Vantage Managed Embeddings (VME) or User Provided Embeddings (UPE)

During ingestion you must include either text or embeddings depending on if Vantage is managing embeddings for you or you are providing them.

{
  "id" : "123"
  ,"text" : "The quick brown fox jumps over the lazy dog"
}
{
  "id" : "document-100"
  "embeddings" : [-0.010061902925372124, -0.017514921724796295, .... ]
}

🚧

File with both text and embeddings

If your file includes both, the embeddings field takes precedence and we will use it instead of re-embedding the text. That means, even if you are using Vantatge Managed Embeddings and normally the text would be processed, the embeddings would be used instead. This may be useful if you have already created embeddings for the data your are ingesting to the Vantage platform.

Optional Fields

meta_ fields

Other fields, prefixed with meta_, can be provided to support querying and filtering. A document can have any number of these fields.

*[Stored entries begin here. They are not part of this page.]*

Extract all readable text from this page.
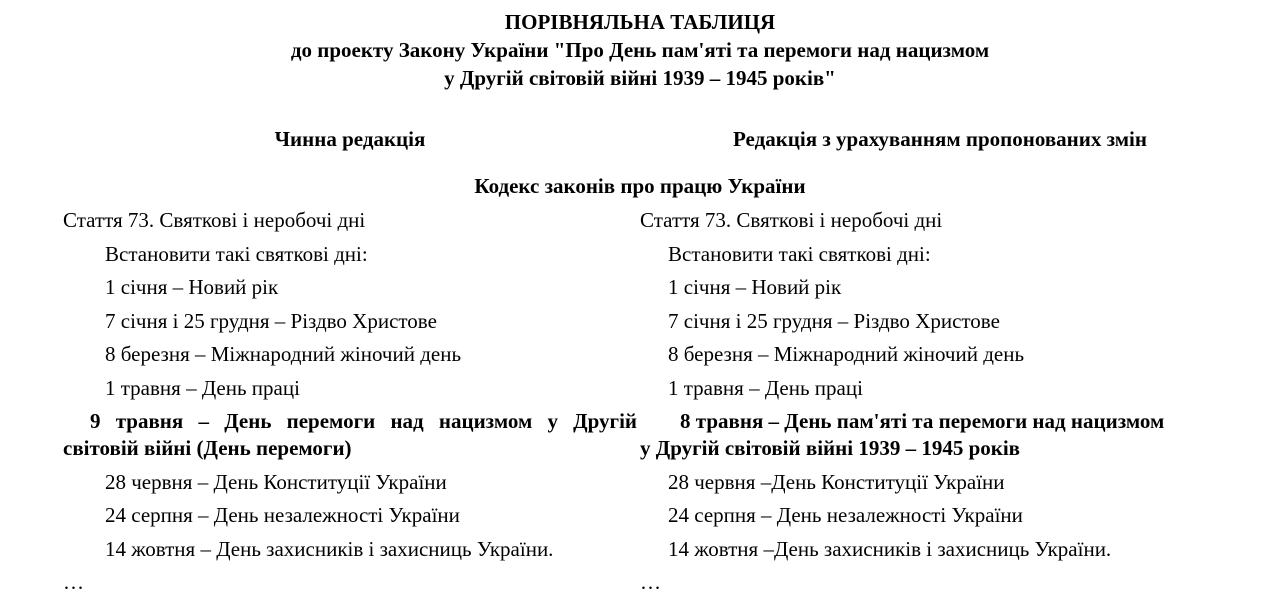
ПОРІВНЯЛЬНА ТАБЛИЦЯ
до проекту Закону України "Про День пам'яті та перемоги над нацизмом
у Другій світовій війні 1939 – 1945 років"
Чинна редакція	Редакція з урахуванням пропонованих змін
Кодекс законів про працю України
Стаття 73. Святкові і неробочі дні
Встановити такі святкові дні:
1 січня – Новий рік
7 січня і 25 грудня – Різдво Христове
8 березня – Міжнародний жіночий день
1 травня – День праці
9 травня – День перемоги над нацизмом у Другій
світовій війні (День перемоги)
28 червня – День Конституції України
24 серпня – День незалежності України
14 жовтня – День захисників і захисниць України.
…
Стаття 73. Святкові і неробочі дні
Встановити такі святкові дні:
1 січня – Новий рік
7 січня і 25 грудня – Різдво Христове
8 березня – Міжнародний жіночий день
1 травня – День праці
8 травня – День пам'яті та перемоги над нацизмом
у Другій світовій війні 1939 – 1945 років
28 червня –День Конституції України
24 серпня – День незалежності України
14 жовтня –День захисників і захисниць України.
…
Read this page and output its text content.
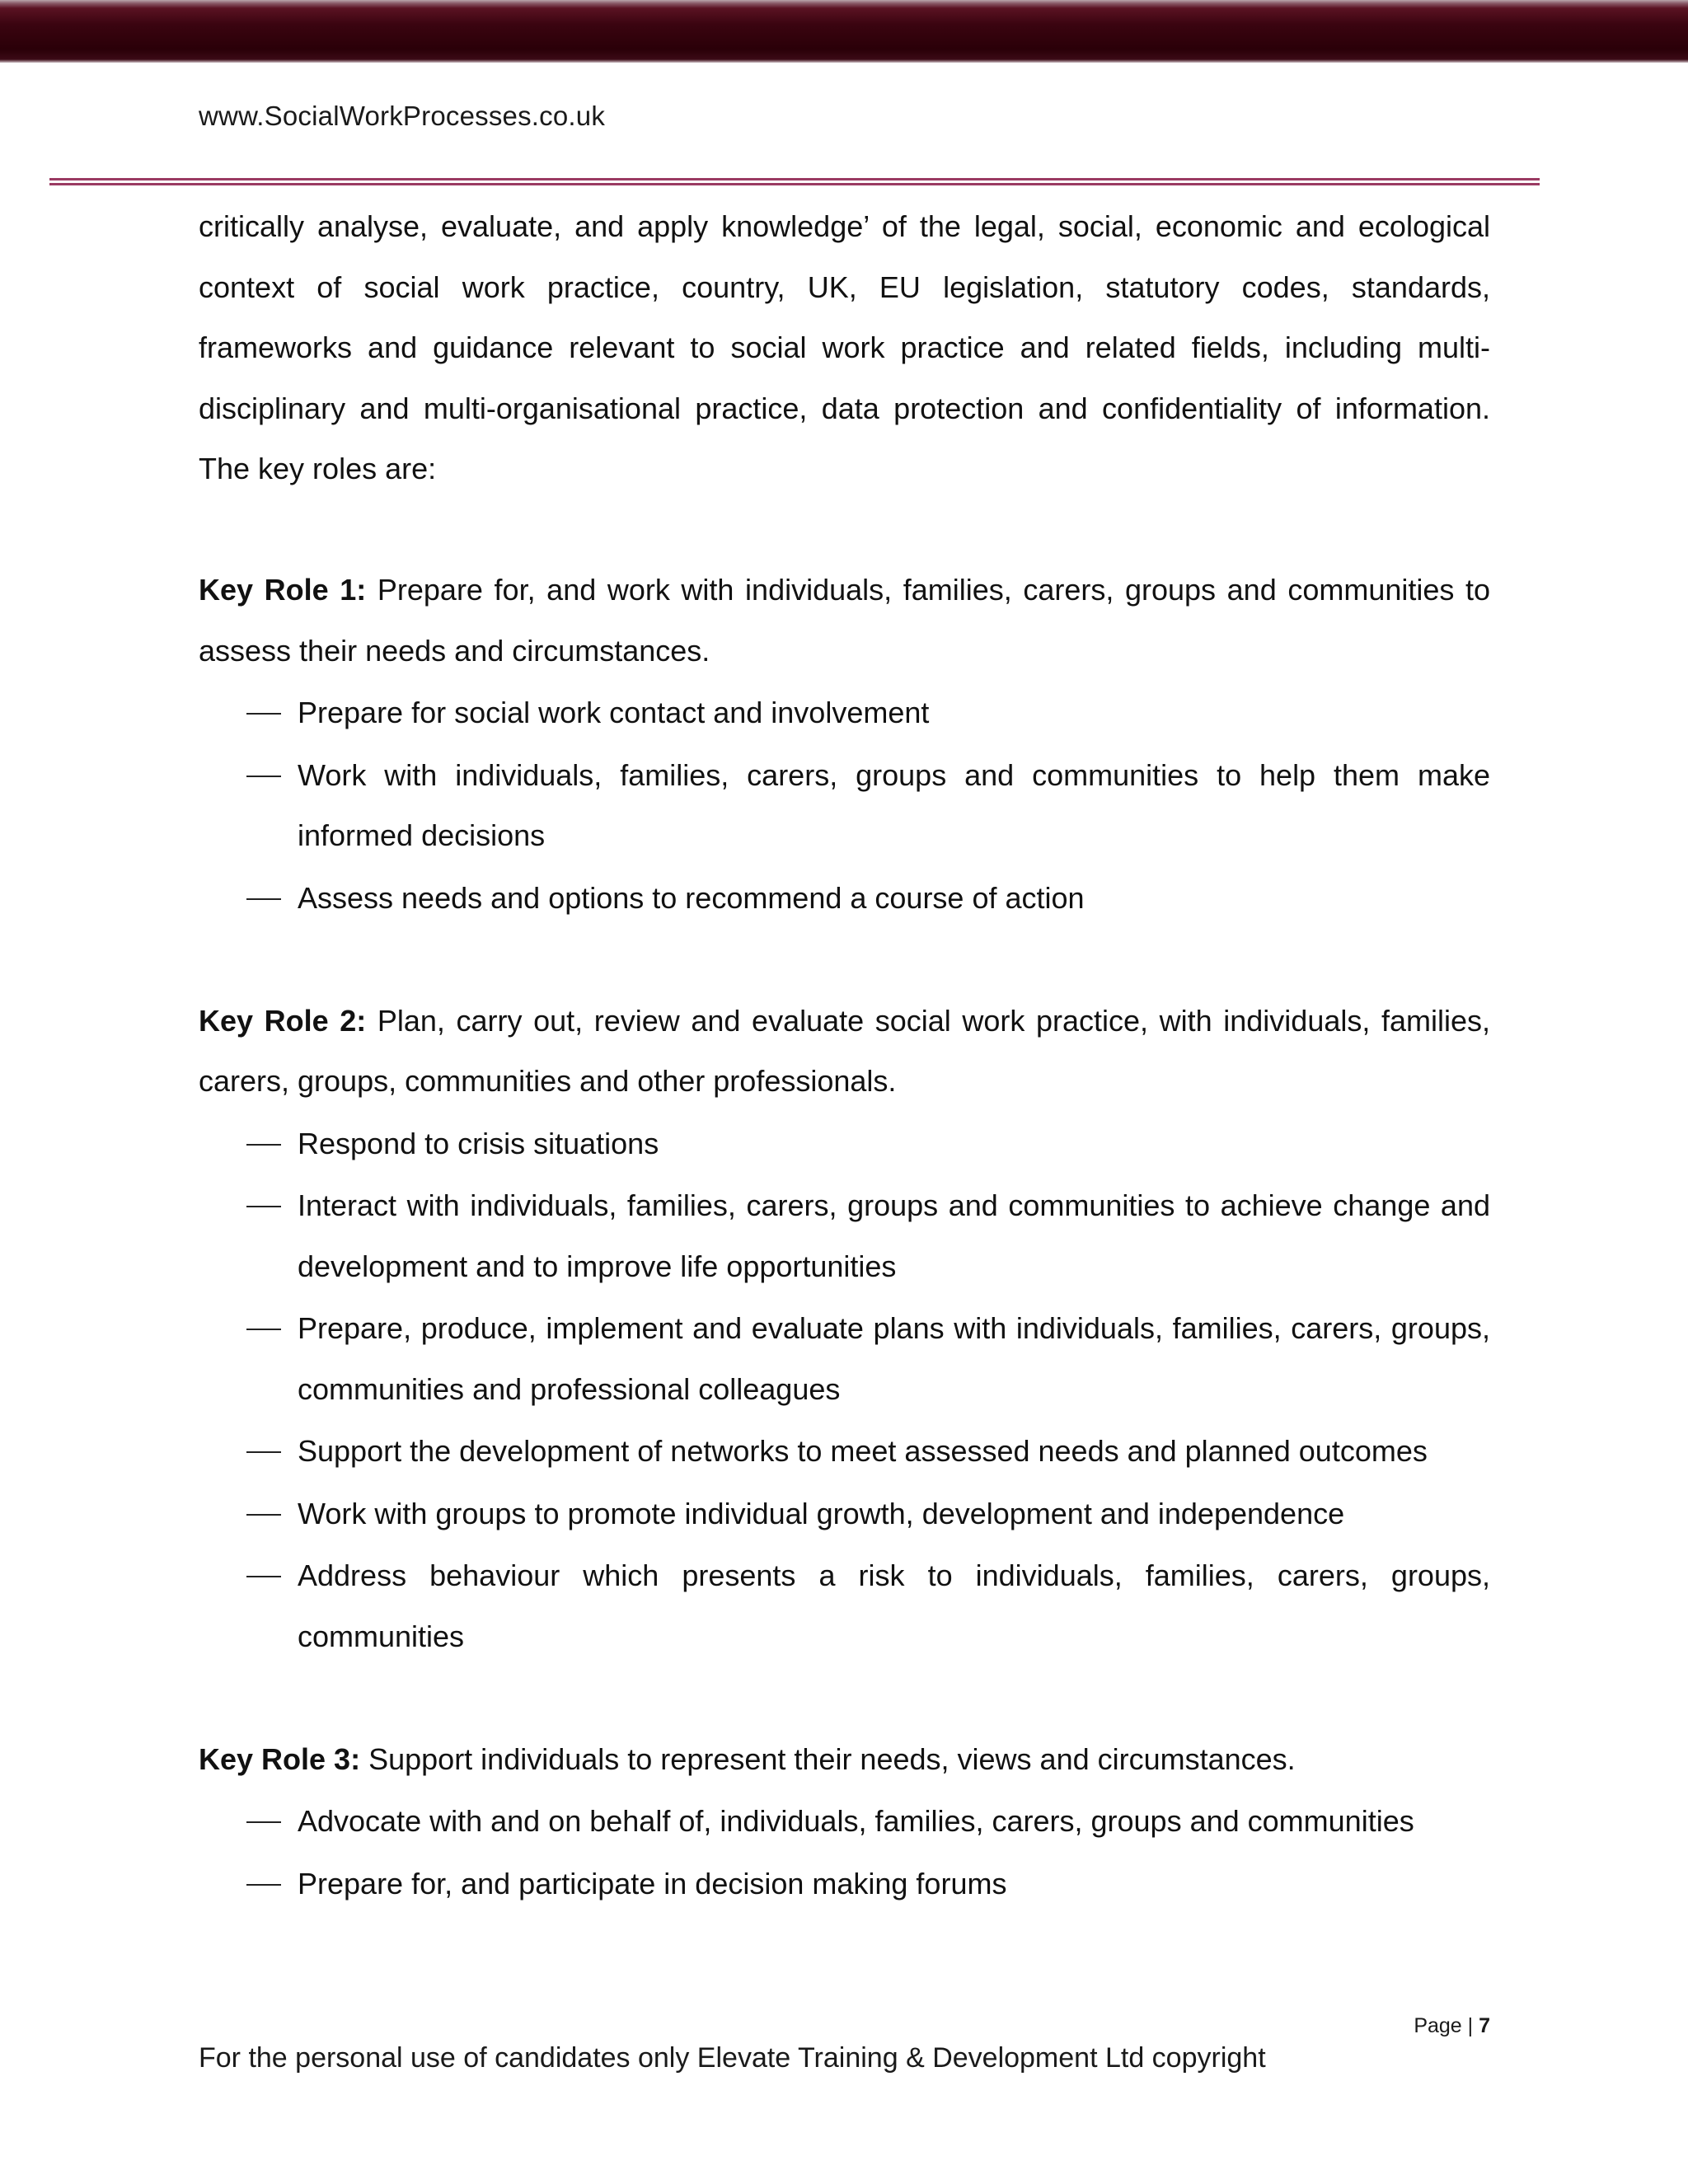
www.SocialWorkProcesses.co.uk

critically analyse, evaluate, and apply knowledge’ of the legal, social, economic and ecological context of social work practice, country, UK, EU legislation, statutory codes, standards, frameworks and guidance relevant to social work practice and related fields, including multi-disciplinary and multi-organisational practice, data protection and confidentiality of information. The key roles are:

Key Role 1: Prepare for, and work with individuals, families, carers, groups and communities to assess their needs and circumstances.

Prepare for social work contact and involvement
Work with individuals, families, carers, groups and communities to help them make informed decisions
Assess needs and options to recommend a course of action

Key Role 2: Plan, carry out, review and evaluate social work practice, with individuals, families, carers, groups, communities and other professionals.

Respond to crisis situations
Interact with individuals, families, carers, groups and communities to achieve change and development and to improve life opportunities
Prepare, produce, implement and evaluate plans with individuals, families, carers, groups, communities and professional colleagues
Support the development of networks to meet assessed needs and planned outcomes
Work with groups to promote individual growth, development and independence
Address behaviour which presents a risk to individuals, families, carers, groups, communities

Key Role 3: Support individuals to represent their needs, views and circumstances.

Advocate with and on behalf of, individuals, families, carers, groups and communities
Prepare for, and participate in decision making forums
Page | 7
For the personal use of candidates only Elevate Training & Development Ltd copyright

meta_<fieldname> is a field that should be indexed for search query filtering. The <fieldname> is case-sensitive. meta_FieldName is different from meta_fieldname.

The <fieldname> part of the field has specific naming restrictions:

  • Characters: May contain only [a-zA-Z0-9-_] characters
  • Minimum length: 3 characters
  • Maximum length: 255 characters

The values of these fields can only be these types:

  • Scalar Single Values: meta_<fieldname> : int, string
  • Array or List Values: meta_<fieldname> : [int], [string]

πŸ“˜

The meta_ prefix is only used in the ingestion format. During querying, the meta_ prefix is dropped.